Le volume du bloc dans lequel la statue a été taillée, si tant est qu’il fut cubique, aurait donc été de 2,53 m3. Or le volume global de la statue mesuré par le logiciel sur le modèle informatique est de 0,185 m3. L’œuvre n’occupe donc que 7,3 % du volume cubique dans lequel elle s’inscrit. Le sculpteur aura enlevé plus de 9/10e de la matière pour réaliser son œuvre.
La statue étant fragmentée en deux parties, la base et le corps, le volume se répartit donc comme suit :
- Base : 102201361 mm3 soit 0,1022 m3
- Corps : 82926506 mm3 soit 0,0829 m3
Si la densité du marbre est de 2,7 (il semble en effet assez dense) les valeurs approchées du poids de l’œuvre seraient respectivement de :
- Base : 275,94 kg
- Corps : 223,83 kg
Soit un poids total de 499,79 kg
La colombe et la fourmi
Sculpture en marbre de Corbel, musée du Berry de Bourges
La statue est taillée dans un marbre gris fin.
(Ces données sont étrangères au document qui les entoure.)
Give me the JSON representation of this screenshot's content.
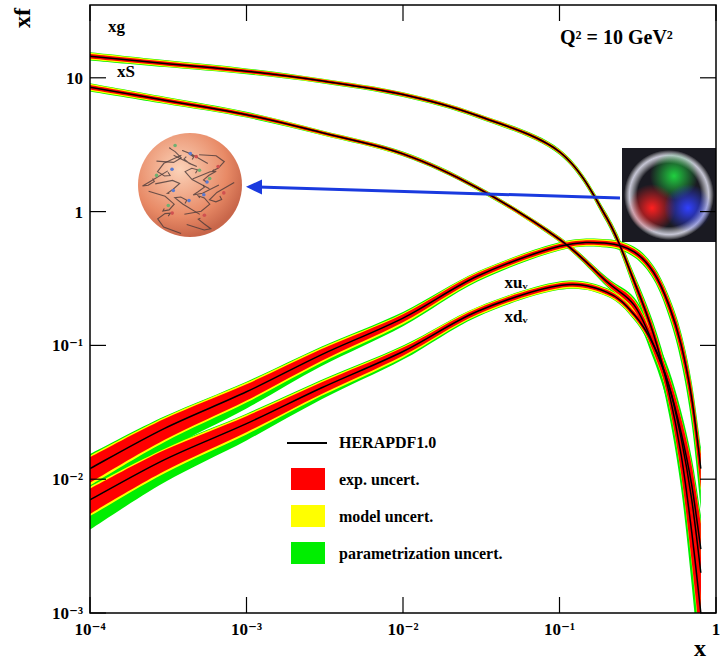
{
  "chart_data": {
    "type": "line",
    "log": true,
    "grid": false,
    "legend": "bottom",
    "x_label": "x",
    "y_label": "xf",
    "annotation": "Q² = 10 GeV²",
    "xlim": [
      0.0001,
      1
    ],
    "ylim": [
      0.001,
      35
    ],
    "xticks": [
      {
        "value": 0.0001,
        "label": "10⁻⁴"
      },
      {
        "value": 0.001,
        "label": "10⁻³"
      },
      {
        "value": 0.01,
        "label": "10⁻²"
      },
      {
        "value": 0.1,
        "label": "10⁻¹"
      },
      1
    ],
    "yticks": [
      {
        "value": 0.001,
        "label": "10⁻³"
      },
      {
        "value": 0.01,
        "label": "10⁻²"
      },
      {
        "value": 0.1,
        "label": "10⁻¹"
      },
      1,
      10
    ],
    "central": {
      "name": "HERAPDF1.0",
      "color": "#000000"
    },
    "bands": [
      {
        "name": "exp. uncert.",
        "color": "#ff0000"
      },
      {
        "name": "model uncert.",
        "color": "#ffff00"
      },
      {
        "name": "parametrization uncert.",
        "color": "#00ee00"
      }
    ],
    "x": [
      0.0001,
      0.0003,
      0.001,
      0.003,
      0.01,
      0.03,
      0.1,
      0.2,
      0.3,
      0.4,
      0.5,
      0.6,
      0.7,
      0.8
    ],
    "series": [
      {
        "name": "xg",
        "color": "#000000",
        "values": [
          14.5,
          12.8,
          11.2,
          9.5,
          7.5,
          5.2,
          2.8,
          0.9,
          0.3,
          0.12,
          0.045,
          0.015,
          0.004,
          0.001
        ],
        "bands": [
          {
            "low": [
              13.92,
              12.35,
              10.86,
              9.26,
              7.31,
              5.07,
              2.72,
              0.855,
              0.276,
              0.106,
              0.0369,
              0.0108,
              0.0024,
              0.00055
            ],
            "high": [
              15.08,
              13.25,
              11.54,
              9.74,
              7.69,
              5.33,
              2.88,
              0.945,
              0.324,
              0.134,
              0.0531,
              0.0192,
              0.0056,
              0.0016
            ]
          },
          {
            "low": [
              13.63,
              12.16,
              10.75,
              9.17,
              7.24,
              5.02,
              2.69,
              0.846,
              0.27,
              0.103,
              0.036,
              0.0105,
              0.0023,
              0.0005
            ],
            "high": [
              15.37,
              13.44,
              11.65,
              9.83,
              7.76,
              5.38,
              2.91,
              0.954,
              0.33,
              0.137,
              0.054,
              0.0195,
              0.0057,
              0.0016
            ]
          },
          {
            "low": [
              13.49,
              12.03,
              10.64,
              9.12,
              7.2,
              4.99,
              2.66,
              0.828,
              0.258,
              0.094,
              0.0306,
              0.0083,
              0.0016,
              0.0003
            ],
            "high": [
              15.52,
              13.57,
              11.76,
              9.88,
              7.8,
              5.41,
              2.94,
              0.972,
              0.342,
              0.146,
              0.0594,
              0.0218,
              0.0064,
              0.0018
            ]
          }
        ]
      },
      {
        "name": "xS",
        "color": "#000000",
        "values": [
          8.5,
          6.8,
          5.3,
          3.9,
          2.7,
          1.5,
          0.62,
          0.3,
          0.2,
          0.1,
          0.05,
          0.022,
          0.009,
          0.003
        ],
        "bands": [
          {
            "low": [
              8.16,
              6.56,
              5.14,
              3.8,
              2.63,
              1.46,
              0.601,
              0.285,
              0.184,
              0.088,
              0.041,
              0.0158,
              0.0054,
              0.00135
            ],
            "high": [
              8.84,
              7.04,
              5.46,
              4.0,
              2.77,
              1.54,
              0.639,
              0.315,
              0.216,
              0.112,
              0.059,
              0.0282,
              0.0126,
              0.00465
            ]
          },
          {
            "low": [
              7.99,
              6.46,
              5.09,
              3.76,
              2.61,
              1.45,
              0.595,
              0.282,
              0.18,
              0.086,
              0.04,
              0.0154,
              0.0051,
              0.00126
            ],
            "high": [
              9.01,
              7.14,
              5.51,
              4.04,
              2.79,
              1.55,
              0.645,
              0.318,
              0.22,
              0.114,
              0.06,
              0.0286,
              0.0129,
              0.00474
            ]
          },
          {
            "low": [
              7.91,
              6.39,
              5.04,
              3.74,
              2.59,
              1.44,
              0.589,
              0.276,
              0.172,
              0.078,
              0.034,
              0.0121,
              0.0036,
              0.00075
            ],
            "high": [
              9.1,
              7.21,
              5.57,
              4.06,
              2.81,
              1.56,
              0.651,
              0.324,
              0.228,
              0.122,
              0.066,
              0.0319,
              0.0144,
              0.0054
            ]
          }
        ]
      },
      {
        "name": "xuᵥ",
        "color": "#000000",
        "values": [
          0.012,
          0.024,
          0.045,
          0.085,
          0.16,
          0.33,
          0.55,
          0.58,
          0.5,
          0.35,
          0.2,
          0.1,
          0.04,
          0.012
        ],
        "bands": [
          {
            "low": [
              0.0094,
              0.0197,
              0.0387,
              0.0765,
              0.149,
              0.314,
              0.528,
              0.557,
              0.475,
              0.326,
              0.18,
              0.085,
              0.032,
              0.0086
            ],
            "high": [
              0.0146,
              0.0283,
              0.0513,
              0.0935,
              0.171,
              0.347,
              0.572,
              0.603,
              0.525,
              0.375,
              0.22,
              0.115,
              0.048,
              0.0154
            ]
          },
          {
            "low": [
              0.009,
              0.019,
              0.0374,
              0.074,
              0.144,
              0.307,
              0.517,
              0.545,
              0.465,
              0.319,
              0.174,
              0.082,
              0.0304,
              0.0082
            ],
            "high": [
              0.015,
              0.029,
              0.0527,
              0.096,
              0.174,
              0.353,
              0.583,
              0.615,
              0.535,
              0.382,
              0.226,
              0.118,
              0.0496,
              0.0158
            ]
          },
          {
            "low": [
              0.0072,
              0.0163,
              0.0338,
              0.0697,
              0.139,
              0.3,
              0.512,
              0.539,
              0.455,
              0.308,
              0.164,
              0.074,
              0.0256,
              0.006
            ],
            "high": [
              0.0154,
              0.0295,
              0.0536,
              0.0978,
              0.178,
              0.356,
              0.589,
              0.621,
              0.545,
              0.392,
              0.234,
              0.124,
              0.0528,
              0.0174
            ]
          }
        ]
      },
      {
        "name": "xdᵥ",
        "color": "#000000",
        "values": [
          0.007,
          0.014,
          0.026,
          0.048,
          0.09,
          0.18,
          0.28,
          0.25,
          0.17,
          0.1,
          0.05,
          0.02,
          0.007,
          0.002
        ],
        "bands": [
          {
            "low": [
              0.0055,
              0.0115,
              0.0224,
              0.0432,
              0.0837,
              0.171,
              0.269,
              0.24,
              0.162,
              0.093,
              0.045,
              0.017,
              0.0056,
              0.00144
            ],
            "high": [
              0.0085,
              0.0165,
              0.0296,
              0.0528,
              0.0963,
              0.189,
              0.291,
              0.26,
              0.179,
              0.107,
              0.055,
              0.023,
              0.0084,
              0.00256
            ]
          },
          {
            "low": [
              0.0053,
              0.0111,
              0.0216,
              0.0418,
              0.081,
              0.167,
              0.263,
              0.235,
              0.158,
              0.091,
              0.0435,
              0.0164,
              0.0053,
              0.00136
            ],
            "high": [
              0.0088,
              0.0169,
              0.0304,
              0.0542,
              0.0981,
              0.193,
              0.297,
              0.265,
              0.182,
              0.109,
              0.0565,
              0.0236,
              0.0087,
              0.00264
            ]
          },
          {
            "low": [
              0.0042,
              0.0095,
              0.0195,
              0.0394,
              0.0783,
              0.164,
              0.26,
              0.233,
              0.155,
              0.088,
              0.041,
              0.0148,
              0.0045,
              0.001
            ],
            "high": [
              0.009,
              0.0172,
              0.0309,
              0.0552,
              0.0999,
              0.194,
              0.3,
              0.268,
              0.185,
              0.112,
              0.0585,
              0.0248,
              0.0092,
              0.0029
            ]
          }
        ]
      }
    ]
  }
}
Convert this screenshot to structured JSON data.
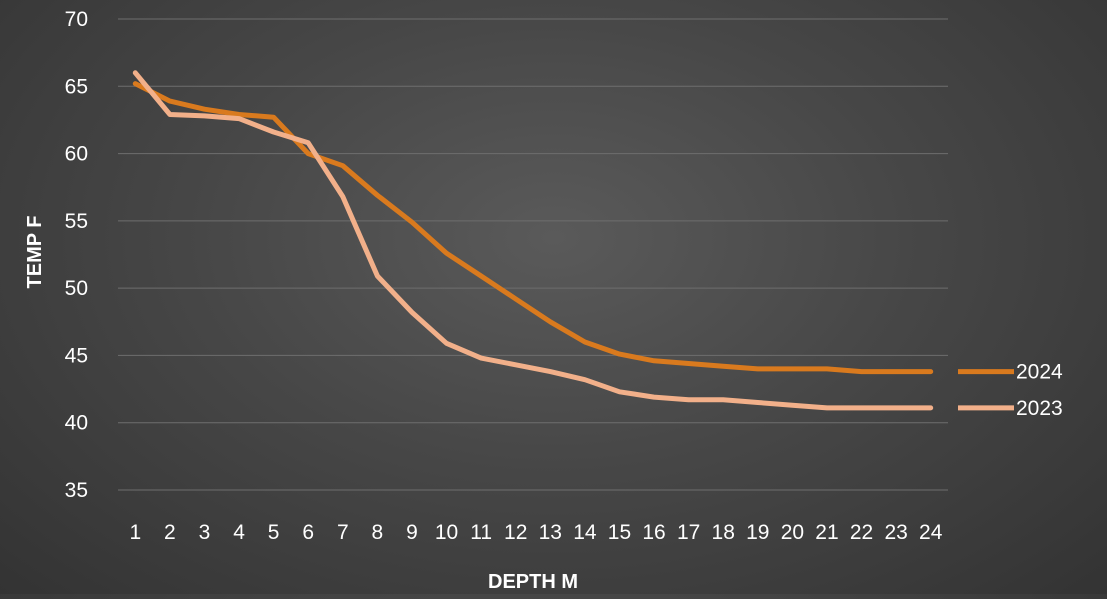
{
  "chart_data": {
    "type": "line",
    "xlabel": "DEPTH M",
    "ylabel": "TEMP F",
    "x": [
      1,
      2,
      3,
      4,
      5,
      6,
      7,
      8,
      9,
      10,
      11,
      12,
      13,
      14,
      15,
      16,
      17,
      18,
      19,
      20,
      21,
      22,
      23,
      24
    ],
    "ylim": [
      35,
      70
    ],
    "yticks": [
      35,
      40,
      45,
      50,
      55,
      60,
      65,
      70
    ],
    "grid": true,
    "legend_position": "right",
    "series": [
      {
        "name": "2024",
        "color": "#d97a1e",
        "values": [
          65.2,
          63.9,
          63.3,
          62.9,
          62.7,
          60.0,
          59.1,
          56.9,
          54.9,
          52.6,
          50.9,
          49.2,
          47.5,
          46.0,
          45.1,
          44.6,
          44.4,
          44.2,
          44.0,
          44.0,
          44.0,
          43.8,
          43.8,
          43.8
        ]
      },
      {
        "name": "2023",
        "color": "#f2b08a",
        "values": [
          66.0,
          62.9,
          62.8,
          62.6,
          61.6,
          60.8,
          56.8,
          50.9,
          48.2,
          45.9,
          44.8,
          44.3,
          43.8,
          43.2,
          42.3,
          41.9,
          41.7,
          41.7,
          41.5,
          41.3,
          41.1,
          41.1,
          41.1,
          41.1
        ]
      }
    ]
  }
}
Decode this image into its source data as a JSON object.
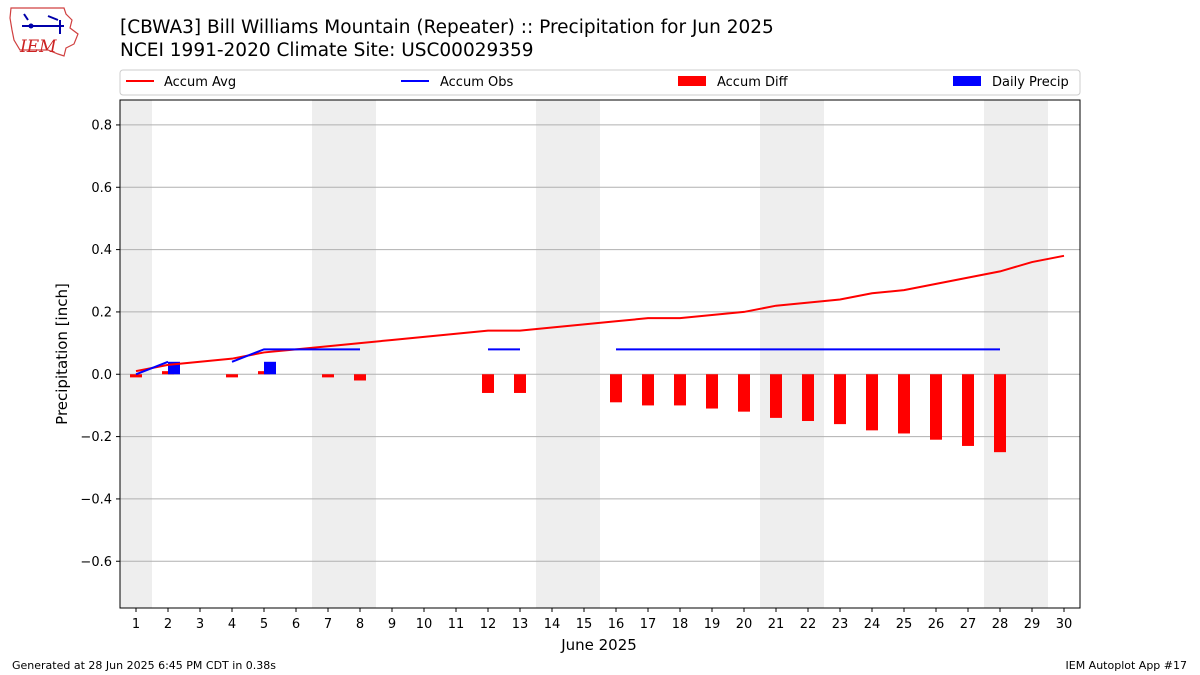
{
  "header": {
    "logo_text": "IEM",
    "title": "[CBWA3] Bill Williams Mountain (Repeater) :: Precipitation for Jun 2025",
    "subtitle": "NCEI 1991-2020 Climate Site: USC00029359"
  },
  "footer": {
    "left": "Generated at 28 Jun 2025 6:45 PM CDT in 0.38s",
    "right": "IEM Autoplot App #17"
  },
  "colors": {
    "avg": "#ff0000",
    "obs": "#0000ff",
    "diff": "#ff0000",
    "daily": "#0000ff",
    "weekend_shade": "#eeeeee",
    "grid": "#b0b0b0"
  },
  "chart_data": {
    "type": "bar",
    "xlabel": "June 2025",
    "ylabel": "Precipitation [inch]",
    "xlim": [
      0.5,
      30.5
    ],
    "ylim": [
      -0.75,
      0.88
    ],
    "x_ticks": [
      1,
      2,
      3,
      4,
      5,
      6,
      7,
      8,
      9,
      10,
      11,
      12,
      13,
      14,
      15,
      16,
      17,
      18,
      19,
      20,
      21,
      22,
      23,
      24,
      25,
      26,
      27,
      28,
      29,
      30
    ],
    "y_ticks": [
      -0.6,
      -0.4,
      -0.2,
      0.0,
      0.2,
      0.4,
      0.6,
      0.8
    ],
    "y_tick_labels": [
      "−0.6",
      "−0.4",
      "−0.2",
      "0.0",
      "0.2",
      "0.4",
      "0.6",
      "0.8"
    ],
    "grid": "horizontal",
    "legend_placement": "top",
    "weekend_spans": [
      [
        0.5,
        1.5
      ],
      [
        6.5,
        8.5
      ],
      [
        13.5,
        15.5
      ],
      [
        20.5,
        22.5
      ],
      [
        27.5,
        29.5
      ]
    ],
    "series": [
      {
        "name": "Accum Avg",
        "kind": "line",
        "x": [
          1,
          2,
          3,
          4,
          5,
          6,
          7,
          8,
          9,
          10,
          11,
          12,
          13,
          14,
          15,
          16,
          17,
          18,
          19,
          20,
          21,
          22,
          23,
          24,
          25,
          26,
          27,
          28,
          29,
          30
        ],
        "values": [
          0.01,
          0.03,
          0.04,
          0.05,
          0.07,
          0.08,
          0.09,
          0.1,
          0.11,
          0.12,
          0.13,
          0.14,
          0.14,
          0.15,
          0.16,
          0.17,
          0.18,
          0.18,
          0.19,
          0.2,
          0.22,
          0.23,
          0.24,
          0.26,
          0.27,
          0.29,
          0.31,
          0.33,
          0.36,
          0.38
        ]
      },
      {
        "name": "Accum Obs",
        "kind": "segments",
        "segments": [
          {
            "x": [
              1,
              2
            ],
            "values": [
              0.0,
              0.04
            ]
          },
          {
            "x": [
              4,
              5,
              6,
              7,
              8
            ],
            "values": [
              0.04,
              0.08,
              0.08,
              0.08,
              0.08
            ]
          },
          {
            "x": [
              12,
              13
            ],
            "values": [
              0.08,
              0.08
            ]
          },
          {
            "x": [
              16,
              17,
              18,
              19,
              20,
              21,
              22,
              23,
              24,
              25,
              26,
              27,
              28
            ],
            "values": [
              0.08,
              0.08,
              0.08,
              0.08,
              0.08,
              0.08,
              0.08,
              0.08,
              0.08,
              0.08,
              0.08,
              0.08,
              0.08
            ]
          }
        ]
      },
      {
        "name": "Accum Diff",
        "kind": "bar",
        "x": [
          1,
          2,
          4,
          5,
          7,
          8,
          12,
          13,
          16,
          17,
          18,
          19,
          20,
          21,
          22,
          23,
          24,
          25,
          26,
          27,
          28
        ],
        "values": [
          -0.01,
          0.01,
          -0.01,
          0.01,
          -0.01,
          -0.02,
          -0.06,
          -0.06,
          -0.09,
          -0.1,
          -0.1,
          -0.11,
          -0.12,
          -0.14,
          -0.15,
          -0.16,
          -0.18,
          -0.19,
          -0.21,
          -0.23,
          -0.25
        ]
      },
      {
        "name": "Daily Precip",
        "kind": "bar",
        "x": [
          2,
          5
        ],
        "values": [
          0.04,
          0.04
        ]
      }
    ]
  }
}
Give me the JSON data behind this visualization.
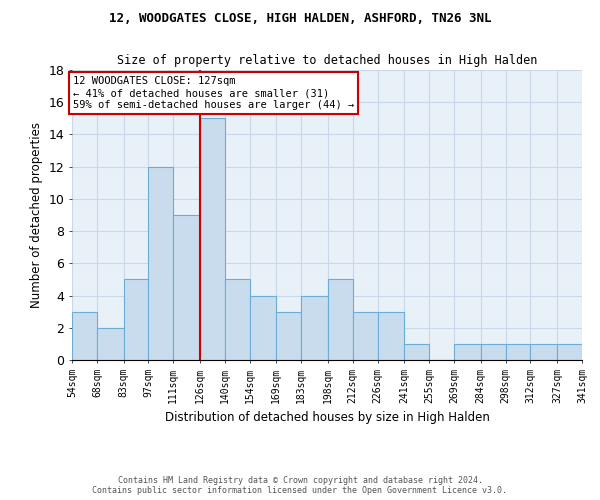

Le personnage, un jeune homme grandeur nature doit mesurer environ 1,70 m, sa dimension étant prise par tronçon du fait de sa forte cambrure arrière (du sommet de la tête à l’un puis l’autre des talons, elle ne mesure que respectivement 1,45 à 1,55 m).
La statue quant à elle, du fait de l’altitude de la base et du geste ample du personnage, prend place dans un volume englobant beaucoup plus vaste dont les dimensions atteignent, 2,176 m de hauteur, 0,911 m de profondeur et 1,277 m de largeur, dans une disposition orthogonale dirigée, par le plan du sol naturellement et deux plans tangents au socle, l’un à l’arrière (côté opposé à l’inscription et à la face du personnage) et l’autre à son côté droit. Les deux plans opposés sont de fait tangents aux extrémités des doigts de la main gauche pour la face et à ceux de la main droite pour le côté droit.
L'audace technique du sculpteur a créée des zones de fragilité structurelle sur les isthmes de la matière (cheville droite, pied gauche, jonction du pont et de la cuisse) dont les efforts considérables occasionnés par une manutention ont provoqué la rupture.
En C, comme en A, la retenue au basculement du corps vers l’avant s’exerce à la fois en traction sur le tenon métallique qui relie les deux parties, mais aussi dynamiquement en traction et en pression le long du tronc en pierre et plus particulièrement au niveau où il est le plus étroit.
Enfin, ne perdons pas de vue les efforts statiques qui s’accroissent considérablement en dynamique sur les parties saillantes du corps dont le poids propre s’exprime en porte-à-faux. Quelle valeur serait susceptible d’engendrer une cassure lors de transport ou de choc accidentel au sol sur les isthmes de la matière en C et en D sur le parcours des bras ?
En B, je veux indiquer une possible faiblesse qu’il pourrait falloir évaluer lorsque l’axe du centre de gravité sort du corps de la jambe porteuse. C’est le cas à deux endroits, au dessus du genou et au niveau de la cheville où cet effort en cisaillement est à considérer sur la pierre comme sur l’insert métallique.
En A, je représente les efforts de retenu du balancement du corps tels qu’ils s’exercent dynamiquement dans la jambe gauche et son attache lors d’un déplacement de l’objet. Cet effort est évidemment plus critique au niveau de la cheville et à la jonction des deux parties où il s’exerce en tension sur le câble, en cisaillement sur le tenon de centrage et en pression sur les doigts qui forment une retenue saillante sur la base.